Шрифт:
Интервал:
Закладка:
В заявлении одного из высших чиновников[378] Росаса, с которым я недавно познакомился, говорится: «этот знак, который правительство приказало носить всем служащим, символизирует согласие и мир». Призыв «Смерть диким, гадким, грязным унитариям», разумеется, весьма миролюбив, причем настолько, что тех, кто осмелится подвергать его сомнению, ожидает либо изгнание, либо могила. Масорка стала поистине могущественным орудием согласия и мира. Вы не верите? — Взгляните на результаты и подите-ка поищите на белом свете город более покорный и мирный, чем Буэнос-Айрес. После смерти супруги, кончину которой ускорили его же дикие выходки, Росас приказывает присвоить себе звание генерал-капитана и назначает двухлетний траур в городе и селениях провинции — все обязаны носить широкую ленту из черного крепа, прикрепленную на головном уборе рядом с алой. Вообразите себе цивилизованный город, все население которого, будь то взрослые или дети, одето по-европейски, но при этом целых два года вынуждено носить униформу — головной убор, украшенный алой каймой! Вам кажется это смешным? Нет! Нет! Если все без исключения участвуют в подобном диковинном спектакле, то это уже не смешно, особенно если всегда наготове прут или перцовый клистир, которые заставят вас стать серьезнее статуи, если вам придет охота посмеяться.
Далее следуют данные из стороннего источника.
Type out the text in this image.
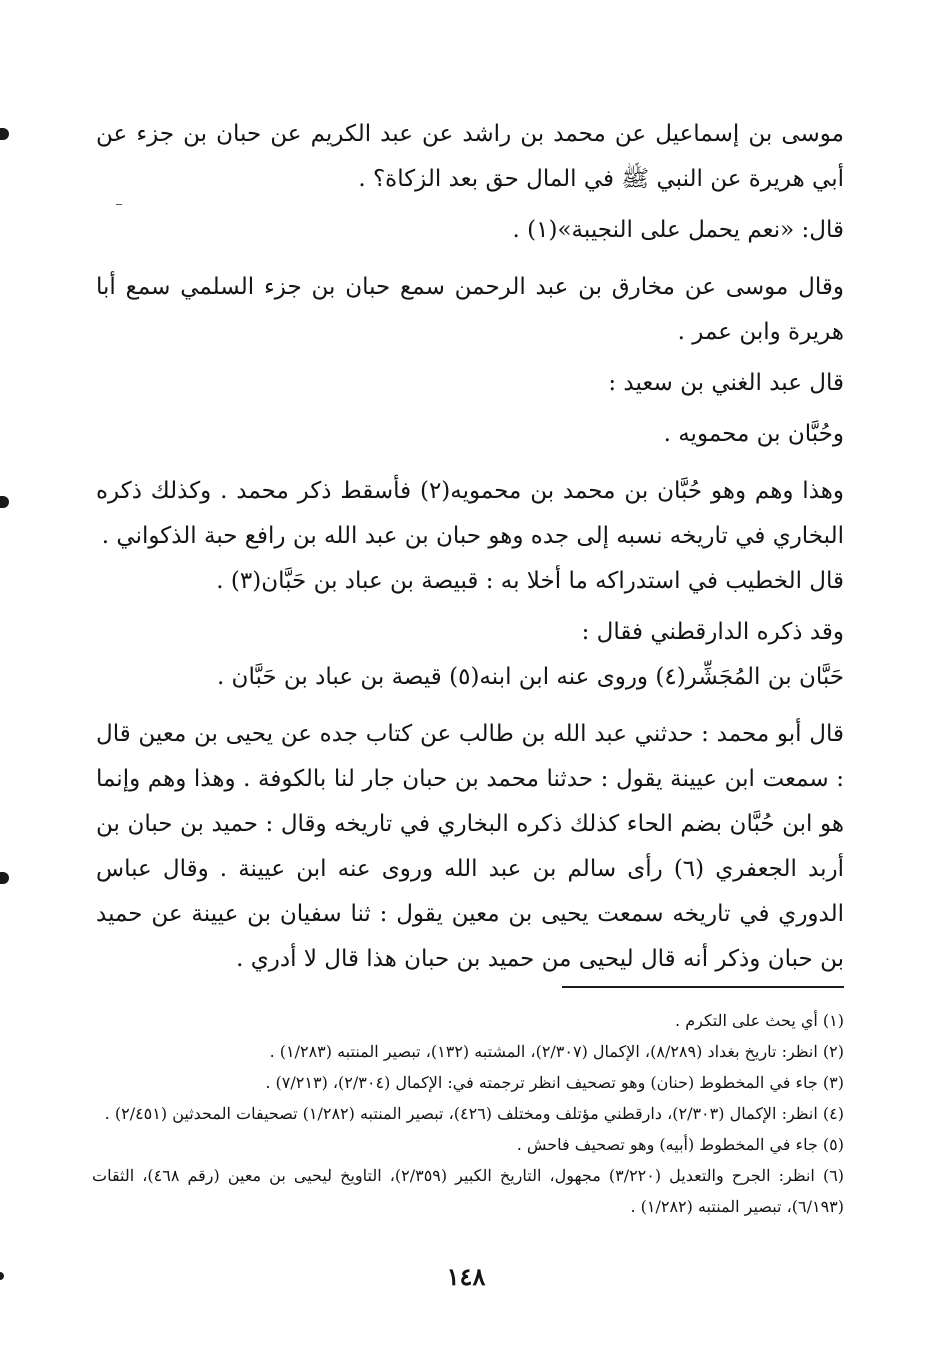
موسى بن إسماعيل عن محمد بن راشد عن عبد الكريم عن حبان بن جزء عن أبي هريرة عن النبي ﷺ في المال حق بعد الزكاة؟ .

قال: «نعم يحمل على النجيبة»(١) .

وقال موسى عن مخارق بن عبد الرحمن سمع حبان بن جزء السلمي سمع أبا هريرة وابن عمر .

قال عبد الغني بن سعيد :

وحُبَّان بن محمويه .

وهذا وهم وهو حُبَّان بن محمد بن محمويه(٢) فأسقط ذكر محمد . وكذلك ذكره البخاري في تاريخه نسبه إلى جده وهو حبان بن عبد الله بن رافع حبة الذكواني .

قال الخطيب في استدراكه ما أخلا به : قبيصة بن عباد بن حَبَّان(٣) .

وقد ذكره الدارقطني فقال :

حَبَّان بن المُجَشِّر(٤) وروى عنه ابن ابنه(٥) قيصة بن عباد بن حَبَّان .

قال أبو محمد : حدثني عبد الله بن طالب عن كتاب جده عن يحيى بن معين قال : سمعت ابن عيينة يقول : حدثنا محمد بن حبان جار لنا بالكوفة . وهذا وهم وإنما هو ابن حُبَّان بضم الحاء كذلك ذكره البخاري في تاريخه وقال : حميد بن حبان بن أربد الجعفري (٦) رأى سالم بن عبد الله وروى عنه ابن عيينة . وقال عباس الدوري في تاريخه سمعت يحيى بن معين يقول : ثنا سفيان بن عيينة عن حميد بن حبان وذكر أنه قال ليحيى من حميد بن حبان هذا قال لا أدري .

(١) أي يحث على التكرم .

(٢) انظر: تاريخ بغداد (٨/٢٨٩)، الإكمال (٢/٣٠٧)، المشتبه (١٣٢)، تبصير المنتبه (١/٢٨٣) .

(٣) جاء في المخطوط (حنان) وهو تصحيف انظر ترجمته في: الإكمال (٢/٣٠٤)، (٧/٢١٣) .

(٤) انظر: الإكمال (٢/٣٠٣)، دارقطني مؤتلف ومختلف (٤٢٦)، تبصير المنتبه (١/٢٨٢) تصحيفات المحدثين (٢/٤٥١) .

(٥) جاء في المخطوط (أبيه) وهو تصحيف فاحش .

(٦) انظر: الجرح والتعديل (٣/٢٢٠) مجهول، التاريخ الكبير (٢/٣٥٩)، التاويخ ليحيى بن معين (رقم ٤٦٨)، الثقات (٦/١٩٣)، تبصير المنتبه (١/٢٨٢) .

١٤٨
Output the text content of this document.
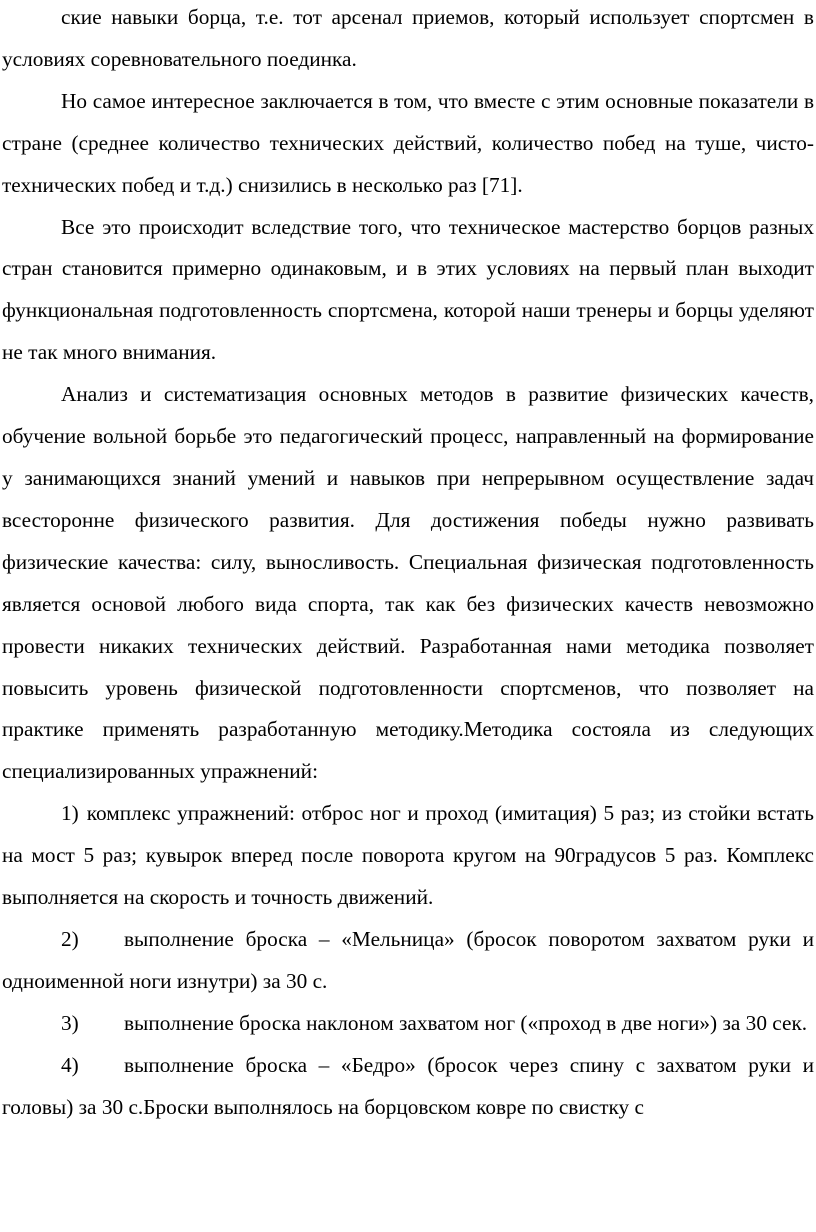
ские навыки борца, т.е. тот арсенал приемов, который использует спортсмен в условиях соревновательного поединка.

Но самое интересное заключается в том, что вместе с этим основные показатели в стране (среднее количество технических действий, количество побед на туше, чисто-технических побед и т.д.) снизились в несколько раз [71].

Все это происходит вследствие того, что техническое мастерство борцов разных стран становится примерно одинаковым, и в этих условиях на первый план выходит функциональная подготовленность спортсмена, которой наши тренеры и борцы уделяют не так много внимания.

Анализ и систематизация основных методов в развитие физических качеств, обучение вольной борьбе это педагогический процесс, направленный на формирование у занимающихся знаний умений и навыков при непрерывном осуществление задач всесторонне физического развития. Для достижения победы нужно развивать физические качества: силу, выносливость. Специальная физическая подготовленность является основой любого вида спорта, так как без физических качеств невозможно провести никаких технических действий. Разработанная нами методика позволяет повысить уровень физической подготовленности спортсменов, что позволяет на практике применять разработанную методику.Методика состояла из следующих специализированных упражнений:

1) комплекс упражнений: отброс ног и проход (имитация) 5 раз; из стойки встать на мост 5 раз; кувырок вперед после поворота кругом на 90градусов 5 раз. Комплекс выполняется на скорость и точность движений.

2) выполнение броска – «Мельница» (бросок поворотом захватом руки и одноименной ноги изнутри) за 30 с.

3) выполнение броска наклоном захватом ног («проход в две ноги») за 30 сек.

4) выполнение броска – «Бедро» (бросок через спину с захватом руки и головы) за 30 с.Броски выполнялось на борцовском ковре по свистку с
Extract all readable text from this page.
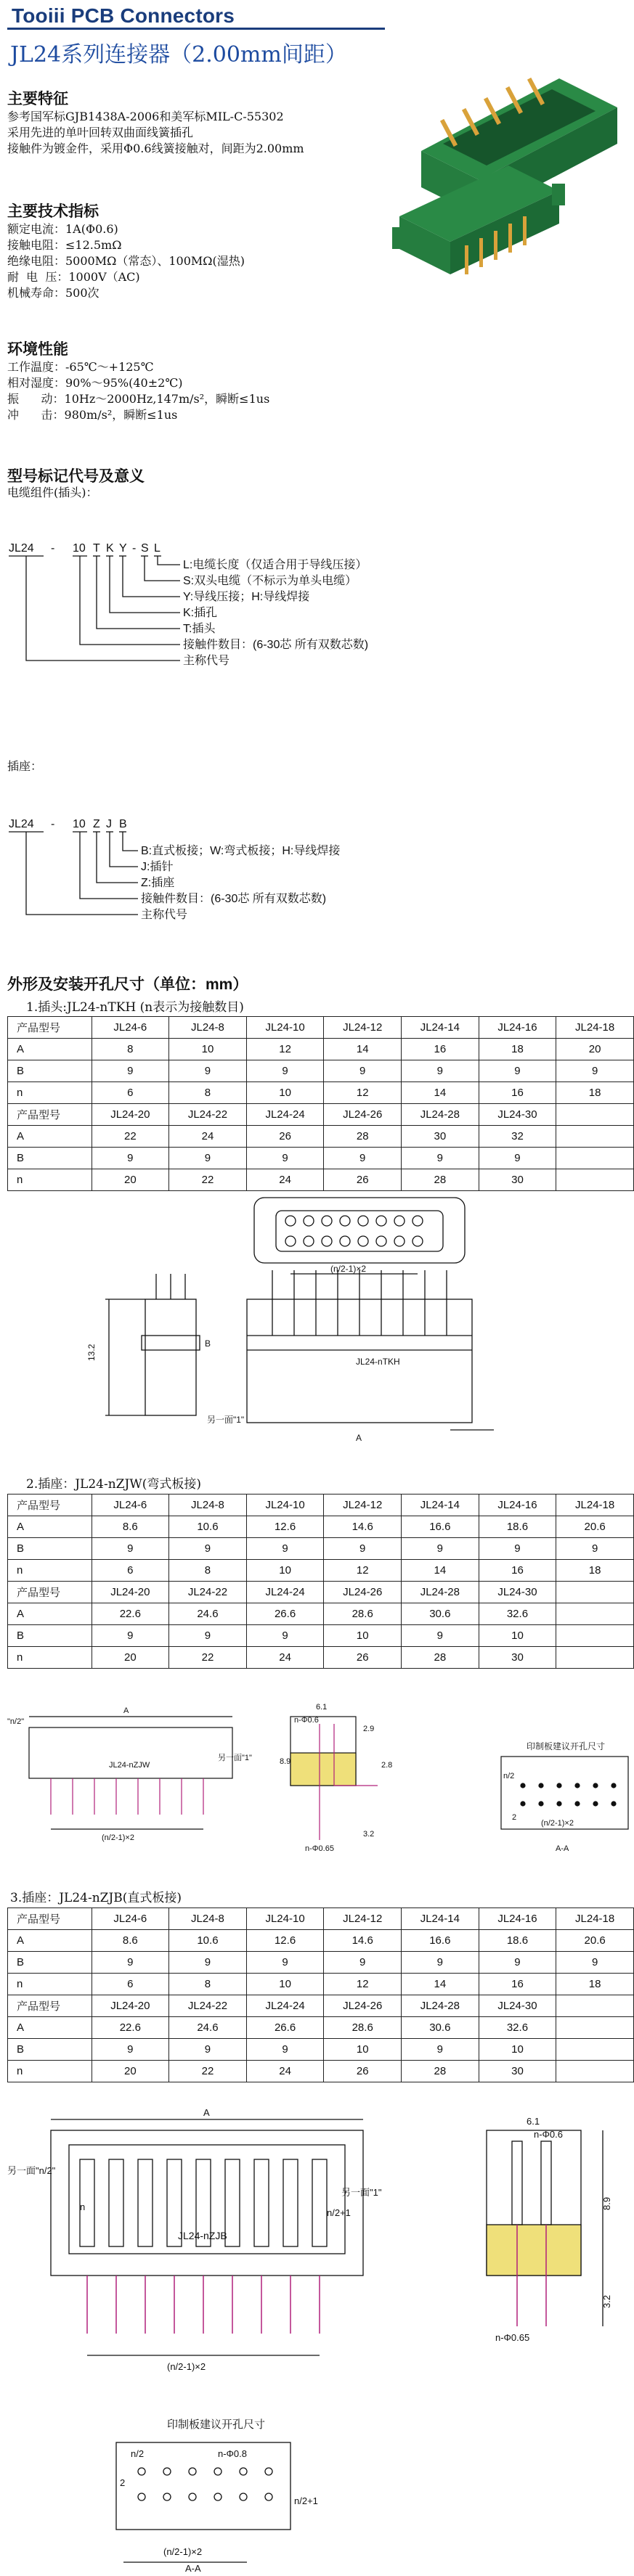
Tooiii PCB Connectors
JL24系列连接器（2.00mm间距）
主要特征
参考国军标GJB1438A-2006和美军标MIL-C-55302
采用先进的单叶回转双曲面线簧插孔
接触件为镀金件，采用Φ0.6线簧接触对，间距为2.00mm
主要技术指标
额定电流：1A(Φ0.6)
接触电阻：≤12.5mΩ
绝缘电阻：5000MΩ（常态）、100MΩ(湿热)
耐  电  压：1000V（AC)
机械寿命：500次
环境性能
工作温度：-65℃～+125℃
相对湿度：90%～95%(40±2℃)
振      动：10Hz～2000Hz,147m/s²，瞬断≤1us
冲      击：980m/s²，瞬断≤1us
型号标记代号及意义
电缆组件(插头)：
JL24 - 10 T K Y - S L
L:电缆长度（仅适合用于导线压接）
S:双头电缆（不标示为单头电缆）
Y:导线压接；H:导线焊接
K:插孔
T:插头
接触件数目：(6-30芯 所有双数芯数)
主称代号
插座：
JL24 - 10 Z J B
B:直式板接；W:弯式板接；H:导线焊接
J:插针
Z:插座
接触件数目：(6-30芯 所有双数芯数)
主称代号
外形及安装开孔尺寸（单位：mm）
1.插头:JL24-nTKH (n表示为接触数目)
产品型号	JL24-6	JL24-8	JL24-10	JL24-12	JL24-14	JL24-16	JL24-18
A	8	10	12	14	16	18	20
B	9	9	9	9	9	9	9
n	6	8	10	12	14	16	18
产品型号	JL24-20	JL24-22	JL24-24	JL24-26	JL24-28	JL24-30	
A	22	24	26	28	30	32	
B	9	9	9	9	9	9	
n	20	22	24	26	28	30	
(n/2-1)×2
B
13.2
JL24-nTKH
另一面"1"
A
2.插座：JL24-nZJW(弯式板接)
产品型号	JL24-6	JL24-8	JL24-10	JL24-12	JL24-14	JL24-16	JL24-18
A	8.6	10.6	12.6	14.6	16.6	18.6	20.6
B	9	9	9	9	9	9	9
n	6	8	10	12	14	16	18
产品型号	JL24-20	JL24-22	JL24-24	JL24-26	JL24-28	JL24-30	
A	22.6	24.6	26.6	28.6	30.6	32.6	
B	9	9	9	10	9	10	
n	20	22	24	26	28	30	
A
"n/2"
JL24-nZJW
另一面"1"
(n/2-1)×2
6.1
n-Φ0.6
2.9
8.9	2.8
n-Φ0.65
3.2
印制板建议开孔尺寸
n/2
2
(n/2-1)×2
A-A
3.插座：JL24-nZJB(直式板接)
产品型号	JL24-6	JL24-8	JL24-10	JL24-12	JL24-14	JL24-16	JL24-18
A	8.6	10.6	12.6	14.6	16.6	18.6	20.6
B	9	9	9	9	9	9	9
n	6	8	10	12	14	16	18
产品型号	JL24-20	JL24-22	JL24-24	JL24-26	JL24-28	JL24-30	
A	22.6	24.6	26.6	28.6	30.6	32.6	
B	9	9	9	10	9	10	
n	20	22	24	26	28	30	
A
另一面"n/2"
n
n/2+1
JL24-nZJB
另一面"1"
(n/2-1)×2
6.1
n-Φ0.6
8.9
3.2
n-Φ0.65
印制板建议开孔尺寸
n-Φ0.8
n/2
2
n/2+1
(n/2-1)×2
A-A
Часовые каждую четверть часа выкликают нараспев: «Да здравствует Славный Реставратор! Да здравствует донья Энкарнасьон Эскурра! Смерть грязным унитариям!» Идет перекличка в армейском отряде, и сержант начинает с тех же слов; ребенок поднимается утром с постели и приветствует день священной фразой. Не более месяца назад одна аргентинская мать, оказавшаяся на постоялом дворе в Чили, увещевала сына, который, проснувшись, несколько раз громко воскликнул: «Да здравствуют федералисты! Смерть диким, грязным унитариям!» — «Тихо, сынок, здесь так не принято, не говори так больше, как бы тебя не услышали!»
И страх матери был не напрасен: его услышали! Создала ли Европа такого политика, который открыл бы способ внушить народу мысль о своем величии как главы государства и на протяжении пятнадцати лет методически и со столь завидным упорством вбивал ему в голову эту мысль и во имя собственного успеха использовал средства столь разнообразные и действенные?! Мы можем, однако, утешить себя тем, что образец американскому гению дала Европа. Масорка, со всеми присущими ей чертами, составленная из людей подобного типа, уже существовала в средние века во Франции, во времена войн между партиями Арманьяка и герцога Бургундского[379]. В «Истории Парижа», написанной Г. Фуше ла Фоссом[380], я нахожу такие неповторимые подробности: «Подстрекатели убийства, чтобы повсюду распознавать бургундцев, приказали им носить на одежде крест Святого Андрея[381], главный атрибут бургундского герба, а чтобы еще теснее сплотить свою партию, тут же изобрели Братство, и его покровителем сделали самого Святого Андрея. Каждый член Братства должен был носить помимо креста в качестве отличительного знака венок из роз... Путаница, внушающая ужас! Символ невинности и нежности на головах тех, кто убивает... Розы и кровь!.. Мерзкая свора cabochiens[382], орда мясников и живодеров, как стая голодных тигров, рыскала по городу и купалась в человеческой крови»[383].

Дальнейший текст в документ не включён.